The Elephant Is Staying

Still soft and clean, The Elephant unlike most bed buddies of adults who still sleep with stuffed toys, has not been here that long

nonfiction

I unpack my things slowly from my backpack, pyjamas, pillow, The Elephant. This is the moment where I can feel my fingers trying to hide inside my long-sleeved shirt.

“Oh! He’s cute! What’s his name?”

She doesn’t judge me, but I still panic, knowing I’ll have to answer the question.

Still soft and clean, The Elephant unlike most bed buddies of adults who still sleep with stuffed toys, has not been here that long. It started with Holly, a Christmas-themed bear that I was gifted the December before I was born, her white fur turning grey from all our time spent together. I try not to forget her like I did when I was four, leaving her at a McDonalds party and refusing to sleep without her, as my mother recalls. And after Holly there was Harrod, as well as a range of others, each taking turns so as not to dirty them or damage their fur. But from the age of 15, it has always been The Elephant picked up from a secondhand toy sale at my local primary school’s carnival. There are even photos from the day we first met, hidden behind a private icon on my Facebook profile picture.
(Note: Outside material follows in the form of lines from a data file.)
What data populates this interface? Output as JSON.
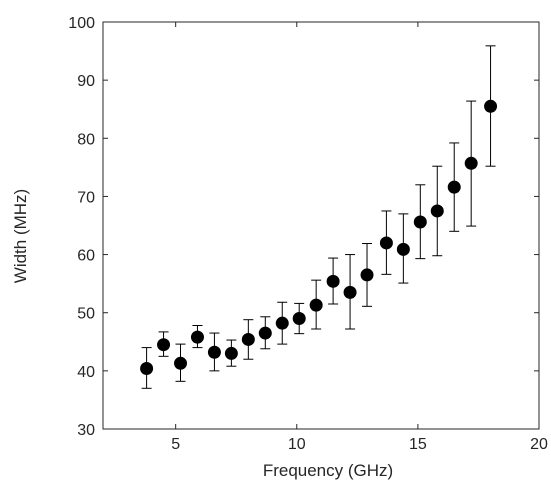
{
  "chart_data": {
    "type": "scatter",
    "title": "",
    "xlabel": "Frequency (GHz)",
    "ylabel": "Width (MHz)",
    "xlim": [
      2,
      20
    ],
    "ylim": [
      30,
      100
    ],
    "xticks": [
      5,
      10,
      15,
      20
    ],
    "yticks": [
      30,
      40,
      50,
      60,
      70,
      80,
      90,
      100
    ],
    "grid": false,
    "marker_color": "#000000",
    "series": [
      {
        "x": [
          3.8,
          4.5,
          5.2,
          5.9,
          6.6,
          7.3,
          8.0,
          8.7,
          9.4,
          10.1,
          10.8,
          11.5,
          12.2,
          12.9,
          13.7,
          14.4,
          15.1,
          15.8,
          16.5,
          17.2,
          18.0
        ],
        "y": [
          40.4,
          44.5,
          41.3,
          45.8,
          43.2,
          43.0,
          45.4,
          46.5,
          48.2,
          49.0,
          51.3,
          55.4,
          53.5,
          56.5,
          62.0,
          60.9,
          65.6,
          67.5,
          71.6,
          75.7,
          85.5
        ],
        "y_low": [
          37.0,
          42.5,
          38.2,
          44.0,
          40.0,
          40.8,
          42.0,
          43.8,
          44.6,
          46.4,
          47.2,
          51.5,
          47.2,
          51.1,
          56.6,
          55.1,
          59.3,
          59.8,
          64.0,
          64.9,
          75.2
        ],
        "y_high": [
          44.0,
          46.7,
          44.6,
          47.8,
          46.5,
          45.3,
          48.8,
          49.3,
          51.8,
          51.6,
          55.6,
          59.4,
          60.0,
          61.9,
          67.5,
          67.0,
          72.0,
          75.2,
          79.2,
          86.4,
          95.9
        ]
      }
    ]
  }
}
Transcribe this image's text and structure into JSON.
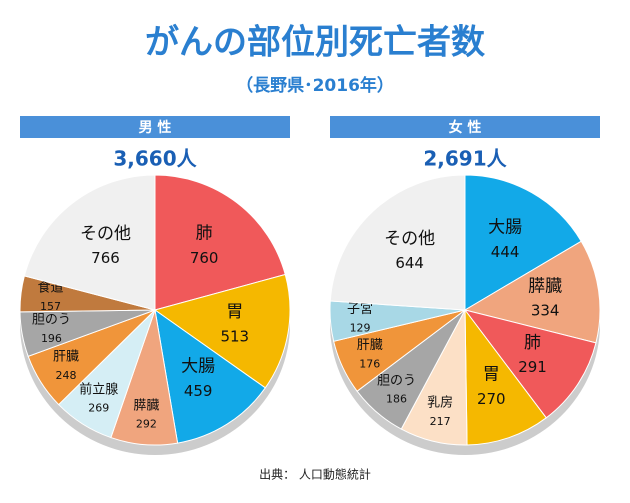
{
  "title": "がんの部位別死亡者数",
  "subtitle": "（長野県･2016年）",
  "source": "出典： 人口動態統計",
  "chart_data": [
    {
      "type": "pie",
      "title": "男 性",
      "total": "3,660人",
      "categories": [
        "肺",
        "胃",
        "大腸",
        "膵臓",
        "前立腺",
        "肝臓",
        "胆のう",
        "食道",
        "その他"
      ],
      "values": [
        760,
        513,
        459,
        292,
        269,
        248,
        196,
        157,
        766
      ],
      "colors": [
        "#f0595a",
        "#f5b800",
        "#12a9e8",
        "#f0a57e",
        "#d5eef5",
        "#f0953a",
        "#a6a6a6",
        "#c07a3e",
        "#f0f0f0"
      ]
    },
    {
      "type": "pie",
      "title": "女 性",
      "total": "2,691人",
      "categories": [
        "大腸",
        "膵臓",
        "肺",
        "胃",
        "乳房",
        "胆のう",
        "肝臓",
        "子宮",
        "その他"
      ],
      "values": [
        444,
        334,
        291,
        270,
        217,
        186,
        176,
        129,
        644
      ],
      "colors": [
        "#12a9e8",
        "#f0a57e",
        "#f0595a",
        "#f5b800",
        "#fce0c6",
        "#a6a6a6",
        "#f0953a",
        "#a8d8e6",
        "#f0f0f0"
      ]
    }
  ]
}
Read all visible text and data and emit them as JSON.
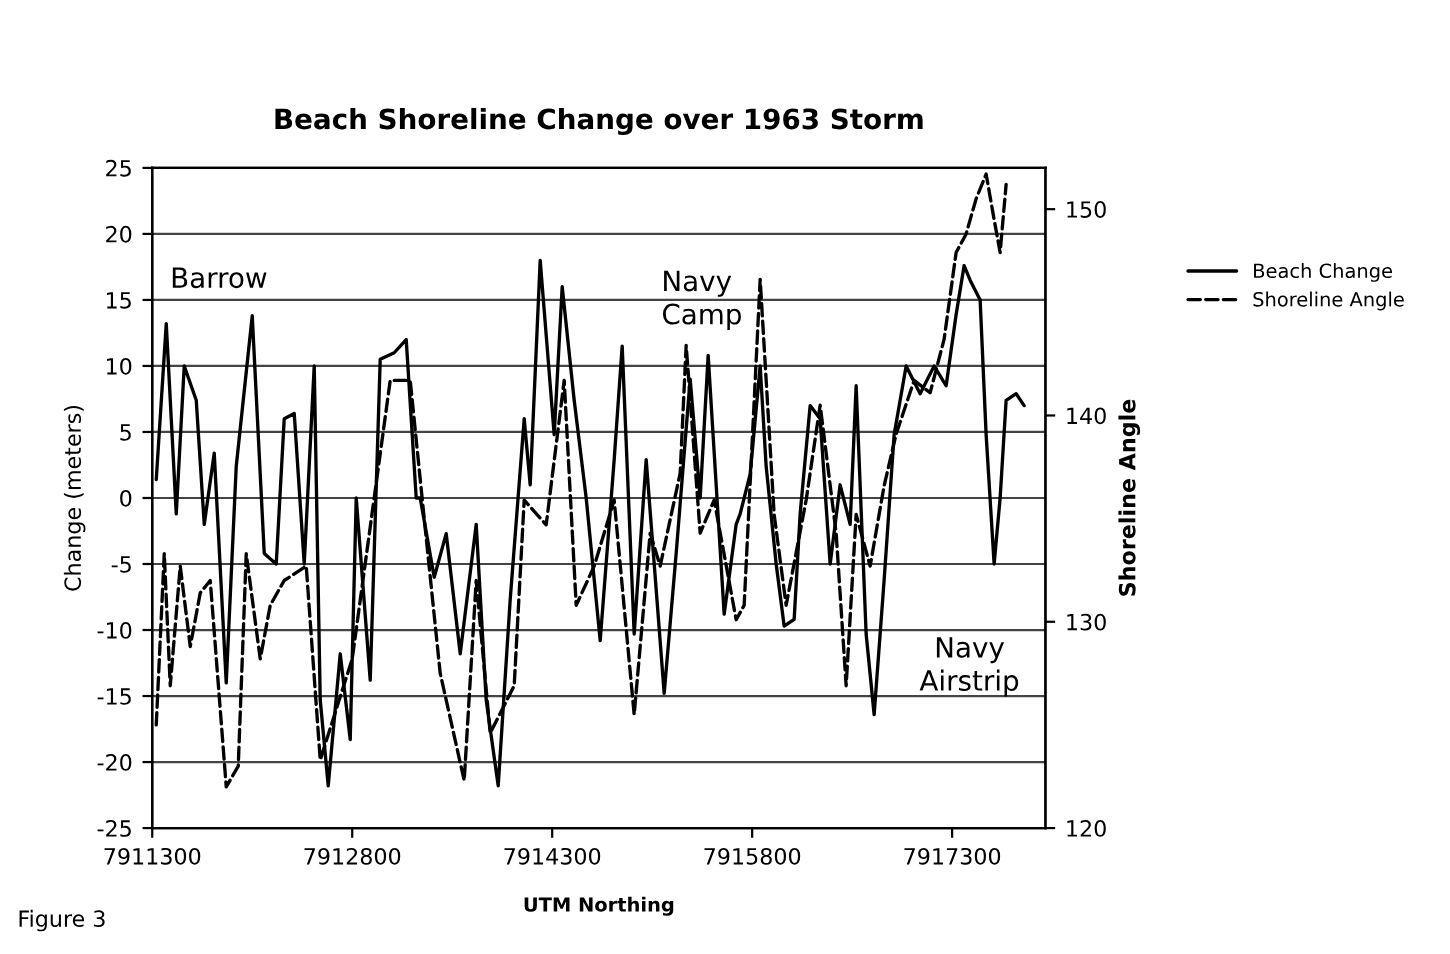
{
  "chart_data": {
    "type": "line",
    "title": "Beach Shoreline Change over 1963 Storm",
    "xlabel": "UTM Northing",
    "ylabel": "Change (meters)",
    "y2label": "Shoreline Angle",
    "annotations": [
      "Barrow",
      "Navy\nCamp",
      "Navy\nAirstrip",
      "Figure 3"
    ],
    "xlim": [
      7911300,
      7918000
    ],
    "xticks": [
      7911300,
      7912800,
      7914300,
      7915800,
      7917300
    ],
    "ylim": [
      -25,
      25
    ],
    "yticks": [
      -25,
      -20,
      -15,
      -10,
      -5,
      0,
      5,
      10,
      15,
      20,
      25
    ],
    "y2lim": [
      120,
      152
    ],
    "y2ticks": [
      120,
      130,
      140,
      150
    ],
    "grid": "y",
    "legend": "right",
    "series": [
      {
        "name": "Beach Change",
        "color": "#000000",
        "line_style": "solid",
        "x": [
          7911330,
          7911405,
          7911480,
          7911540,
          7911630,
          7911690,
          7911765,
          7911855,
          7911930,
          7912050,
          7912140,
          7912230,
          7912290,
          7912365,
          7912440,
          7912515,
          7912560,
          7912620,
          7912710,
          7912785,
          7912830,
          7912935,
          7913010,
          7913115,
          7913205,
          7913280,
          7913310,
          7913415,
          7913505,
          7913610,
          7913730,
          7913805,
          7913895,
          7913985,
          7914090,
          7914135,
          7914210,
          7914315,
          7914375,
          7914465,
          7914555,
          7914660,
          7914765,
          7914825,
          7914915,
          7915005,
          7915140,
          7915230,
          7915335,
          7915410,
          7915470,
          7915590,
          7915680,
          7915710,
          7915785,
          7915860,
          7915905,
          7915980,
          7916040,
          7916115,
          7916160,
          7916235,
          7916310,
          7916385,
          7916460,
          7916535,
          7916580,
          7916655,
          7916715,
          7916790,
          7916865,
          7916955,
          7917060,
          7917165,
          7917255,
          7917330,
          7917390,
          7917435,
          7917510,
          7917555,
          7917615,
          7917660,
          7917705,
          7917780,
          7917840
        ],
        "values": [
          1.4,
          13.2,
          -1.2,
          10,
          7.4,
          -2,
          3.4,
          -14,
          2.4,
          13.8,
          -4.2,
          -5,
          6,
          6.4,
          -5,
          10,
          -15.3,
          -21.8,
          -11.8,
          -18.3,
          0,
          -13.8,
          10.5,
          11,
          12,
          0,
          0,
          -6,
          -2.7,
          -11.8,
          -2,
          -15.3,
          -21.8,
          -7.7,
          6,
          1,
          18,
          4.8,
          16,
          7.4,
          0,
          -10.8,
          2.9,
          11.5,
          -10.3,
          2.9,
          -14.8,
          -4.2,
          9,
          0,
          10.8,
          -8.8,
          -2,
          -1.2,
          1.8,
          10,
          2.4,
          -5,
          -9.7,
          -9.2,
          -1.2,
          7,
          6,
          -5,
          1,
          -2,
          8.5,
          -10.3,
          -16.4,
          -6.2,
          4.8,
          10,
          7.9,
          10,
          8.5,
          13.9,
          17.6,
          16.5,
          15,
          4.8,
          -5,
          0,
          7.4,
          7.9,
          7
        ]
      },
      {
        "name": "Shoreline Angle",
        "color": "#000000",
        "line_style": "dashed",
        "axis": "y2",
        "x": [
          7911330,
          7911390,
          7911435,
          7911510,
          7911585,
          7911660,
          7911735,
          7911855,
          7911945,
          7912005,
          7912110,
          7912185,
          7912290,
          7912455,
          7912560,
          7912800,
          7913085,
          7913235,
          7913340,
          7913460,
          7913640,
          7913730,
          7913835,
          7914015,
          7914090,
          7914255,
          7914390,
          7914480,
          7914615,
          7914765,
          7914915,
          7915035,
          7915110,
          7915260,
          7915305,
          7915410,
          7915515,
          7915680,
          7915740,
          7915860,
          7915965,
          7916055,
          7916205,
          7916310,
          7916430,
          7916505,
          7916580,
          7916685,
          7916790,
          7916880,
          7917015,
          7917135,
          7917240,
          7917330,
          7917405,
          7917480,
          7917555,
          7917615,
          7917660,
          7917705
        ],
        "values": [
          125,
          133.3,
          126.9,
          132.7,
          128.8,
          131.4,
          132,
          122,
          123,
          133.3,
          128.2,
          130.8,
          132,
          132.7,
          123.3,
          128.2,
          141.7,
          141.7,
          135,
          127.5,
          122.3,
          132,
          124.6,
          126.9,
          135.9,
          134.7,
          141.7,
          130.8,
          132.7,
          135.9,
          125.5,
          134.3,
          132.7,
          137.2,
          143.4,
          134.3,
          135.9,
          130.1,
          130.8,
          146.6,
          135.2,
          130.8,
          135.9,
          140.5,
          134.3,
          126.9,
          135.2,
          132.7,
          136.6,
          139.1,
          141.7,
          141.1,
          143.7,
          147.9,
          148.8,
          150.5,
          151.7,
          149.5,
          147.9,
          151.2
        ]
      }
    ]
  }
}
The term “transitional object” was coined by Donald Winnicott, a British psychologist, to refer to an object that newborns often develop attachments to within their first year of life. These objects often aid in the movement from one stage or state to another. But adopting one later in life, at the age of fifteen? I haven’t found a study on that yet.

In September 2012 I finally found the courage to break up with the boy I had been dating for two years. What I remember from these years is very little. I even have reason to believe a lot of my difficulty with maths is associated with this and the switching of schools. But what I do remember, is being scared and alone.

Requests that I touch him or he be allowed to touch me under tables in classrooms where we were supposed to be learning, repeatedly attempting to open up his skin so that he could give me his literal heart if I wouldn’t give him my hand, and calling me every conceivable name under the sun—at 14 I didn’t anticipate this. We are taught that abuse is adult, that consent is closer to crooked alley ways than it is to the boy with blue eyes.

I learnt a lot about being lonely with him.

A few days after our first anniversary we were at my local carnival together. He and my other high school friends had travelled down, knowing it was one of the best in the area. As a prolific op shopper and hoarder, my first two stops are always the book sale and the toy sale. Hidden underneath the piles of brightly coloured toys, I found this bear-sized floppy grey blob. Two small dark eyes and a grey trunk, I met The Elephant that day. Laughing with my friends that I should buy it, as they knew it was my favourite animal, I distinctly remember the boy’s distaste and let him plead with me to not buy it. I put The Elephant back. Hidden, underneath other toys much newer and nicer.

In the last hour of the carnival, all of the stalls dropped their prices, the rides stopped and with no reason for my high school friends to stick around, everyone left. He did. And I returned to the toy stall where I finally took The Elephant home.

Then onto school camps where that the boy followed me to despite our break up weeks earlier. Then onto summer school, a year twelve camp, and university camps where I’d long since left him behind. Every night, The Elephant is there. Until I start dating again.

I met the next boy on Tinder, obviously. And from the first date, Logan* and I got along perfectly. When things moved along to “Do you want to stay over?” a few months later, I considered my options, agreed and spent the night.

I left The Elephant at home.

I can’t conclusively say that this is the reason that things fell through. The reason that I threw up halfway through that first night, or his quick kiss goodbye the next time I stayed over, or the ghosting before he travelled overseas and came back to date the other girl he’d been seeing at the same time. There isn’t a methodology or research paper that would accept that plausibility.

The Elephant returns to my side, my exclusive bed buddy under my own roof and under my friend’s.

“They don’t really have a name,” I stumble. “They’re kind of a feeling?”

She tells me how poetic this is. I shrug it off, but as she reveals that she sometimes sleeps with her teddy when her boyfriend doesn’t spend the night, I feel a touch of recognition. I clutch The Elephant tighter. Warmth fills me with the ways that we cope with loneliness and security. With trauma.